When we go vote in November, or by absentee ballot before then, we need to make sure that our vote represents how we feel about respecting each other in the United States.  Enough of the juvenile ranting, partisanship, and disrespect.  There have been so many, like Justice Ginsburg, who have devoted their life’s work to correcting the injustices in this country.  We should not let those efforts be in vain.  We must look at the whole candidate, warts and all (none of us are perfect after all, nor should we need to be, we’re human) when we make our decision.  The quest for the almighty dollar should not be the driving force as our nation was founded on way more than that.  We all have the right to be treated fairly under the law here, and we need to stand up and do our part to ensure this for our fellow Americans.

Let’s do our part and get out and vote.


Lynn makes a key point about the impact of how we are raised, but she also recognizes, as I do, that we have the responsibility to make and own change, and not make excuses “just because” we were born at a certain time, raised a certain way, taught certain things, or with certain privileges, or with certain challenges.  We are all born as impressionable young beings – affected by our environment, our role models, and our dreams, when we begin to have them.  We are born infants – whether girls or boys – equally new to the world, equally cute, and equally idealistic about what can be.  As we grow up, influenced as we are with “I will do that, too” or “I will never be like that,” we make our own path.  We are all still equals – but not always recognized as such.
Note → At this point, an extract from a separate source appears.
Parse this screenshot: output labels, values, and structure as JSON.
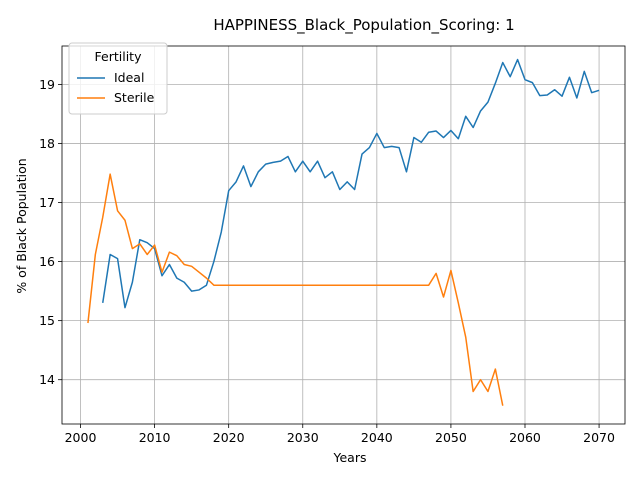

It takes people like Ruth Bader Ginsburg, who is recognized as a leader by women and men, who is motivated to look beyond herself, driven for the greater good, to impact the lives of others (ALL others) as well as her own.  While Lynn is blunt and strong on her views of “wealthy white men,” it’s only because she is so passionate about peace, equality, respect and kindness, and how it is lacking in the current world of divisiveness, disrespect, inequality, injustice and downright rudeness . . . even in a pandemic, which by nature, should disrupt the status quo. 

One of my concerns with losing someone like RBG (I feel like I can call her this!), is that we lose a beacon of hope and equality. Just look at how the pandemic, with kids being homeschooled, is causing moms more than dads to leave the workforce (or their home office desks), given the demands and responsibility of educating their children. 

Another concern is that there seems to be a rush on replacing RBG  – with someone that is not an equalitarian but an extremist.  Why must we go backward rather than forward for women’s rights?  Why is it that caring for the many is rejected so that the elite few can benefit?  Why is lining wealthy pockets more important than protecting the planet.  If I hear another “ancient astronaut theorist” talk about going to Mars, I’m going to scream.  Do we really think we can do better elsewhere?  Will we be different?  We can all do better – we must do better.  Let’s get it right here.  Let’s fix what’s wrong rather than think of fixing another place to make it inhabitable.  Let’s make our planet inhabitable for the future – for the next generation (it may take a generation to fix) and the one after that.  We owe them that much and more.  Whew.  I consider myself an optimist, but these are strange times!

As Lynn describes, we have made a lot of progress in society, but clearly not enough.  Voting is one way to drive change.  Whatever way you may vote, VOTE, and let’s hope for a landslide one way or the other so we can avoid a recount of mail-in ballots!  I don’t think we want a the Supreme Court to determine the outcome of the election.  We are the people, it is our choice, and it is our responsibility.  PLEASE VOTE.  If not for yourself, vote in honor of RBG!

Our Question for You:

Who is the “RBG” in your life that inspires you?